Miyomlar zararlı değilse, kadınların yaşam kalitesini olumsuz etkileyen bir rahatsızlık vermiyorsa ve kanserleşme eğilimi yok ise ameliyat tavsiye etmediklerine dikkat çeken Jinekoloji Uzmanı Dr. Mehmet Öztürkmen tedavi seçenekleri konusunda sözlerini şöyle sürdürdü; “ Miyomların büyüme hızları, yerleri, büyüklükleri ve hastanın yaşı yine ameliyat seçeneğini belirleyen faktörlerdir. Ancak genel olarak miyomların çok küçük bir yüzdesi için ameliyat gerektiği söylenebilir. Rutin muayenede saptanmış, çok büyük olmayan, belirti vermeyen miyomları altı aylık aralıklarla takip etmek gerekir. Takip süresince bir büyüme olup olmaması, büyümenin hızı ve şikâyet oluşumuna göre tedavi seçenekleri gözden geçirilebilir. Yine gebelik beklentisi ve planları tedavide belirleyici etkenlerdendir. Miyomların gebelikte olumsuz etki yapıp yapmayacağına göre farklı tedavi yolları seçilebilir. Miyom tedavisinde öncelikli amaç hastanın ağrı ve şikâyetlerini ortadan kaldırmaktır. Şikâyeti olan hastalar için çeşitli tedavi seçenekleri vardır. Hormon tedavisi bunlardan biridir. Bu tedavide amaç östrojen hormonunun düzeyini düşürüp, miyomu besleyen damarları ve böylece miyomu küçültmektir. Bu tedavi şikâyetleri azaltır, ancak uzun süreli bir tedavi olarak düşünülmez. Zira ilaçlar kesilince miyom büyüyebilir. İlaçların uzun süreli kullanımı ise önerilmez.

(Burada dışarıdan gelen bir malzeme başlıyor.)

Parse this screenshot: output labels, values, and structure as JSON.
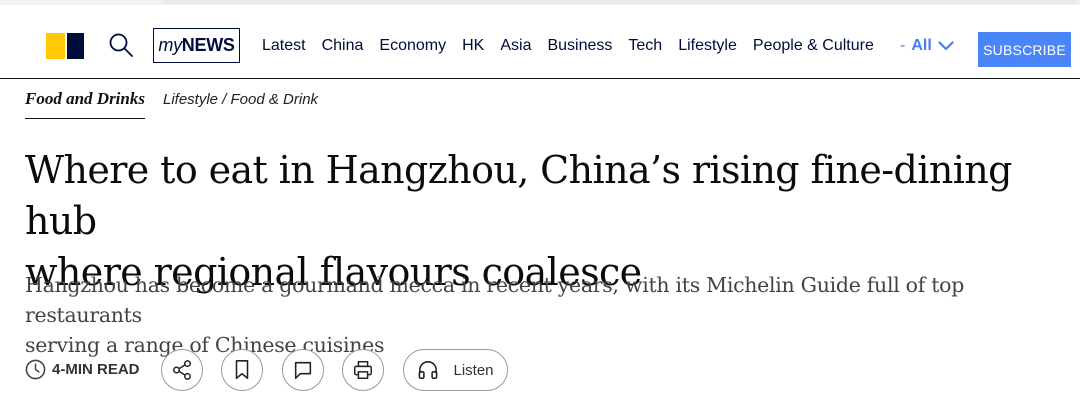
{
  "header": {
    "brand_logo_label": "SCMP",
    "mynews": {
      "my": "my",
      "news": "NEWS"
    },
    "nav": [
      "Latest",
      "China",
      "Economy",
      "HK",
      "Asia",
      "Business",
      "Tech",
      "Lifestyle",
      "People & Culture"
    ],
    "all_prefix": "-",
    "all_label": "All",
    "subscribe_label": "SUBSCRIBE"
  },
  "breadcrumb": {
    "section": "Food and Drinks",
    "path": "Lifestyle / Food & Drink"
  },
  "article": {
    "headline_line1": "Where to eat in Hangzhou, China’s rising fine-dining hub",
    "headline_line2": "where regional flavours coalesce",
    "summary_line1": "Hangzhou has become a gourmand mecca in recent years, with its Michelin Guide full of top restaurants",
    "summary_line2": "serving a range of Chinese cuisines"
  },
  "toolbar": {
    "read_time": "4-MIN READ",
    "listen_label": "Listen"
  },
  "colors": {
    "brand_yellow": "#ffca05",
    "brand_navy": "#000d3b",
    "accent_blue": "#4a86f7"
  },
  "icons": [
    "search-icon",
    "clock-icon",
    "share-icon",
    "bookmark-icon",
    "comment-icon",
    "print-icon",
    "headphones-icon",
    "chevron-down-icon"
  ]
}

Miyomektomi yani rahimdeki miyom ya da miyomların karından açık cerrahi yöntemiyle ya da laparoskopik yöntemle alınması ideal tedavi yöntemidir. Bu yöntemle genç hastalarda doğurganlık da korunur. Bu tedavide çıkabilecek tek olumsuzlukla miyom sayısının fazla olduğu durumlarda karşılaşılır. Miyomektomi ile bütün miyomlar temizlenemeyebilir ve böyle bir durumda şikâyetlerin tekrarlaması olasılıklar arasındadır. Ailesini tamamlamış bir hastanın rahminin alınması (histerektomi) bir seçenek olarak sunulabilir, ancak biz hiçbir koşulda rahmin alınması gibi bir seçenekten yana değiliz. Bu tedavi yöntemi son çare olarak düşünülmelidir.”